All stone tools are spearpoints: actually most of those are probably knives and a simple glance under the scanning electron microscope would settle the question. What is the "use wear" evidence on many Clovis points? Were they part of a thrown projectile, a stabbing weapong, or a cutting tool? I wonder why this is not common knowledge? Could it be that the information does not fit the simple picture? I do not trust the experts.


So why would "experts" believe such nonsense? Why do they routinely and systematically (a) over-simplify; (b) deny early dates in favor or more recent ones for the peopling of the Americas; (c) invariably assume the contact came from Asia (and only rarely and recently from Europe); (d) that Native Americans are one single group of people?
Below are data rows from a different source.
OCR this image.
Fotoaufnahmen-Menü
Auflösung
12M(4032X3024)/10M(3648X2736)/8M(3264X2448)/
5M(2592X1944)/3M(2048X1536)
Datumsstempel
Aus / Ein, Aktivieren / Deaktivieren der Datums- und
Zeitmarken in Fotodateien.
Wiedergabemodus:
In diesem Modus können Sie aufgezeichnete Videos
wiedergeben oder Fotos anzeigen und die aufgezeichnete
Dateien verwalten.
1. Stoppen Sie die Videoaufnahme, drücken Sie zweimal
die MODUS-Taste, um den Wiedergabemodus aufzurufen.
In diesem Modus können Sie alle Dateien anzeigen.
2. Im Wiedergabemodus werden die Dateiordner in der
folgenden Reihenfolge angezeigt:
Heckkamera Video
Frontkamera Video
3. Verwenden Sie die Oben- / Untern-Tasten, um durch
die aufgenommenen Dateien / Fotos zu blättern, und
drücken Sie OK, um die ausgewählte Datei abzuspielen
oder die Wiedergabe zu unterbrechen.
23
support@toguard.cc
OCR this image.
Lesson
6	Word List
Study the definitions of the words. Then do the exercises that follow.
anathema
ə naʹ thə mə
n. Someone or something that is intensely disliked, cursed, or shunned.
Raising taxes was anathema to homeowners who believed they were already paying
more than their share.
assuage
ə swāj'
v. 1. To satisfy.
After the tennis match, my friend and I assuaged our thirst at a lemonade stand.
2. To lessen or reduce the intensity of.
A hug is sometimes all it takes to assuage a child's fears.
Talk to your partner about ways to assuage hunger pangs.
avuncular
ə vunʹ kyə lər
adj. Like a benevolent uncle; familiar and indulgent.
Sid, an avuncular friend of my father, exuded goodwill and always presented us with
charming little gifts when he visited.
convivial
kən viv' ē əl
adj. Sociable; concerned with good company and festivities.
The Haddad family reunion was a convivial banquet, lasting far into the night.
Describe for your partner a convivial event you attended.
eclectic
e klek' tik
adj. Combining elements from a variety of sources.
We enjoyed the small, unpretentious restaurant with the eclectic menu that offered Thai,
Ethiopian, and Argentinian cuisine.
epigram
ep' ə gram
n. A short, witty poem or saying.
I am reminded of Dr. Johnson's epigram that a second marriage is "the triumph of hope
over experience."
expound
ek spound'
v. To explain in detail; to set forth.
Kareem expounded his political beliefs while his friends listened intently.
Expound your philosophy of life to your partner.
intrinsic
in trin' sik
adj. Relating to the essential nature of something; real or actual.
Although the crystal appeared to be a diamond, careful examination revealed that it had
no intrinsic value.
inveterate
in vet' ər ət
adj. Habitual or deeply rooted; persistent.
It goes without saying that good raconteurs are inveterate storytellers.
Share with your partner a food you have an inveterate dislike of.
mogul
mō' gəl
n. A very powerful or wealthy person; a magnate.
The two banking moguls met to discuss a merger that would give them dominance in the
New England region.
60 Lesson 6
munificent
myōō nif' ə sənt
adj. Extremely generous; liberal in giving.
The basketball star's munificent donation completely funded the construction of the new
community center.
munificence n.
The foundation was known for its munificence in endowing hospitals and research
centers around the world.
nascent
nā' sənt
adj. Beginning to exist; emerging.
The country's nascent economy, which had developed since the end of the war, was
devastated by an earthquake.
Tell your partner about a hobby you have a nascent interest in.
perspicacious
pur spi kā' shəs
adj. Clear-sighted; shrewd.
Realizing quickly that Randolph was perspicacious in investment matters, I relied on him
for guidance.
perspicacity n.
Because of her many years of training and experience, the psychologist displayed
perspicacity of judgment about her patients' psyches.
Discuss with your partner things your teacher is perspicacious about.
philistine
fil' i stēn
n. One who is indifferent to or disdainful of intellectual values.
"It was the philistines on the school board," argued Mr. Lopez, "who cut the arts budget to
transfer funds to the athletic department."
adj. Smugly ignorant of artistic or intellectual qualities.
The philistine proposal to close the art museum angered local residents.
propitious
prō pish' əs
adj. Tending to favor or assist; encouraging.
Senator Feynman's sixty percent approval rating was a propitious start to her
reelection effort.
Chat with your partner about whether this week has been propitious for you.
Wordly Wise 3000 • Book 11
I think the answers is somewhat sad and certainly angering: it is Euro-centrism and a deep-seated and basically negative assumptions (i.e. prejudice) about American Indians.
Why "One wave of migration populating the new world"? Because the Indians are only one people (they all look alike right?)
Why "All walking across the Bering Land Bridge"? Because they are not smart enough to use boats. Why "West to east"? Because the idea Native Americans cannot be related to the Europeans (they look Chinese right?) is abhorrent to the archeologists, and possibly to the Indians as well.
Why "Killer hunters eliminating all the big game animals"? Because it is a compelling and simple-minded story, even if it is fictional. Maybe it is pride at being human or maybe it is another subtle insult to the Native Americans - too stupid to control their urge to kill, devastating the environment.
Why "All genetically identical, speaking the same language" - more minimizing of the capabilities and variety of American Indians.
Recommended Reading: Vine Deloria's "Red Earth, White Lies".

1 comment :

Highland Boy said...

I read a couple of Deloria's books over the winter and also can highly recommend them. I didn't find "Red Earth, White Lies," nearly as incendiary as the title might imply, perhaps because his thinking falls in line with my own to a large degree: skeptical of the Bering Strait theory in explaining all the civilizations of North and South America, dismissive of New Age fantasies that try to hijack Indian spirituality or cosmogony and some archaeologist's blind infatuation with science and technology.

I think Deloria's hypothesis that there were four original 'tribes' if you will, who were truly indigenous to pre-historic North America and that one of them was 'white' is the 800 pound gorilla of anthropology, if you pardon the pun.